Un thé dans la toundra Nipishapui nete mushuat

Prologue

Lorsque j’ai vu la toundra pour la première fois, j’étais à Schefferville, accueillie par un grand chasseur de caribous, Ishkuateu-Shushep, et sa femme Maïna. C’était l’automne 1995. Se tenait alors le premier rassemblement des aînés de toutes les communautés innues. Dès mon arrivée, nous nous sommes rendus au campement. Les tentes étaient montées depuis la veille, les foyers installés, les feux allumés. Cela rappelait à Ishkuateu-Shushep les grands rassemblements de printemps, lorsque les différents clans convergeaient de leurs territoires de chasse pour descendre ensemble vers la côte. Les yeux illuminés, Ishkuateu-Shushep vivait de nouveau cette période heureuse. Il renaissait. Il a serré la main de tous les aînés.

Le lendemain, nous sommes partis chasser le caribou. Nous avons quitté la taïga de Schefferville en pick-up. Nous avons traversé la Forêt verte. Ishkuateu-Shushep m’a fait remarquer les panaches de caribous accrochés à la cime des épinettes. Nous nous sommes arrêtés pour que je puisse bien les observer.

– Sais-tu pourquoi les Innus font cela ?

– Oui, pour que le caribou revienne.

– Oui, mais c’est aussi pour montrer notre respect au Maître du Caribou, Atiku-napeu ou Papakassiku.

J’étais en contemplation devant tant de respect de la part des vieux chasseurs. Je voyais de mes propres yeux les traces de ce rituel dont j’avais tant entendu parler dans les récits. C’était magique.

Nous avons fait de la route, de la route... Il y avait de moins en moins d’arbres, jusqu’à ce qu’Ishkuateu-Shushep me dise :

– C’est ça qu’on appelle Mushuau-Assi, la toundra.

Je me suis alors souvenue des paroles de Mishta-Napeu, celui qu’on appelait Grand Homme: «Si un jour tu vas à la toundra, tu sentiras que la Terre te porte. »

*

C’était vrai. Je voyais l’horizon tout autour. Il n’y avait plus de murs, comme si j’étais dans l’espace, suspendue dans le temps.

En septembre, le caribou se déplace en petits groupes. Les yeux d’Ishkuateu-Shushep perçaient l’horizon comme ceux d’un jeune chasseur.

– Il y a six caribous là-bas !

Je n’arrivais pas à les distinguer même avec des jumelles.

– Si tu ne sais pas regarder, tu ne verras rien.

Ça m’a pris un temps fou pour les voir.
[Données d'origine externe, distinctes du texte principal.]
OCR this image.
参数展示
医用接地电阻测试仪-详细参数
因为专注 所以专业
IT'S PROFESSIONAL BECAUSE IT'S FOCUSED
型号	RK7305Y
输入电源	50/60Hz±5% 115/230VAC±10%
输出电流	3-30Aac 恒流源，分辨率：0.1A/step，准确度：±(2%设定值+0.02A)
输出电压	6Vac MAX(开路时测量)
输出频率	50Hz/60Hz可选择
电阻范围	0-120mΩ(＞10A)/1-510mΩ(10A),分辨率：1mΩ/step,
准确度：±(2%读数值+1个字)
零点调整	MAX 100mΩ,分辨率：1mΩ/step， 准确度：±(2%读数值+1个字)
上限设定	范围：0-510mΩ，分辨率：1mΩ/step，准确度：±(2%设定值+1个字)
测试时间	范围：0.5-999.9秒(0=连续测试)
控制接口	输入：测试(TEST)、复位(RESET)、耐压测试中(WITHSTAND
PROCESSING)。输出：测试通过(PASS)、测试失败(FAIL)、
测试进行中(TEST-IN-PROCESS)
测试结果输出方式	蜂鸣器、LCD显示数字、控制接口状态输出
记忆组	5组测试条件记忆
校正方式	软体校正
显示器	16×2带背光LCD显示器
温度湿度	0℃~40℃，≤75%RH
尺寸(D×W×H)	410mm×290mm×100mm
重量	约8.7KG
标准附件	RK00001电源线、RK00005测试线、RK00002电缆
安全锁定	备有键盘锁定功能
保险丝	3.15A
Ils étaient tout petits à l’horizon. Comment avait-il fait pour les voir sans jumelles ?

– Apprends à regarder !

Finalement ils étaient là. Il s’est tourné vers moi et m’a désigné une grosse roche derrière laquelle nous irions nous cacher pour les attendre. Il savait combien de temps cela allait prendre aux caribous pour arriver là où nous étions cachés. Il connaissait la direction qu’ils allaient emprunter.
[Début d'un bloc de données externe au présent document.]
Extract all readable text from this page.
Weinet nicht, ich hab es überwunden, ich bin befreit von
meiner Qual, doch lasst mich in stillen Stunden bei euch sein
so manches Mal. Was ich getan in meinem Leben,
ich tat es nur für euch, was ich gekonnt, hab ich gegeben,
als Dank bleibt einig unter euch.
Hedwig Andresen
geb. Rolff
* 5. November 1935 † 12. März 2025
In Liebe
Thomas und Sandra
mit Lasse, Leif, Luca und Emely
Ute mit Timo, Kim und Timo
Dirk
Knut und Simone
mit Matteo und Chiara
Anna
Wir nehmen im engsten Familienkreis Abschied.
Tout est arrivé exactement comme il l’avait prédit. Vingt minutes plus tard, les caribous étaient là. J’étais sans voix. Comment faisait-il pour les connaître si bien, pour être si précis? Il faut être proche de Papakassiku. Il avait sans doute sa façon de prier, de méditer.

– Je vais tirer sur le jeune caribou pour honorer les aînés qui sont en visite chez nous. Ils ont besoin de manger de la viande tendre.

Il n’a tiré que sur le jeune et l’a aussitôt dépecé et vidé.

Maïna avait allumé un feu. Elle coupait des tranches de caribou sur une grosse roche. Elle a pris une petite chaudière noircie par la suie et l’a remplie d’eau. Elle a jeté des sachets de thé dans l’eau. Elle a suspendu l’anse de la chaudière à un bâton planté en diagonale dans le sol, au-dessus du feu. Elle a fait cuire le caribou. Elle savait que le thé serait prêt au même moment que la viande. Avec la chaudière, elle a arrosé de thé les tranches de caribou dans le poêlon. Mon plus beau festin.

Nous étions assis dans la toundra à déguster, à rendre grâce au Maître du Caribou. Après le repas, Maïna m’a demandé d’aller chercher une pierre que je devrais déposer sur la roche où elle avait tranché le caribou. Ainsi, chaque fois qu’elle reviendrait à cet endroit, cette pierre allait signi- fier ma présence.

Depuis, Ishkuateu-Shushep nous a quittés. Je sais qu’il est devenu l’Esprit des chasseurs, c’est lui le caribou qui parfois s’approche la nuit près du village pour que le tambour de la parole n’oublie rien.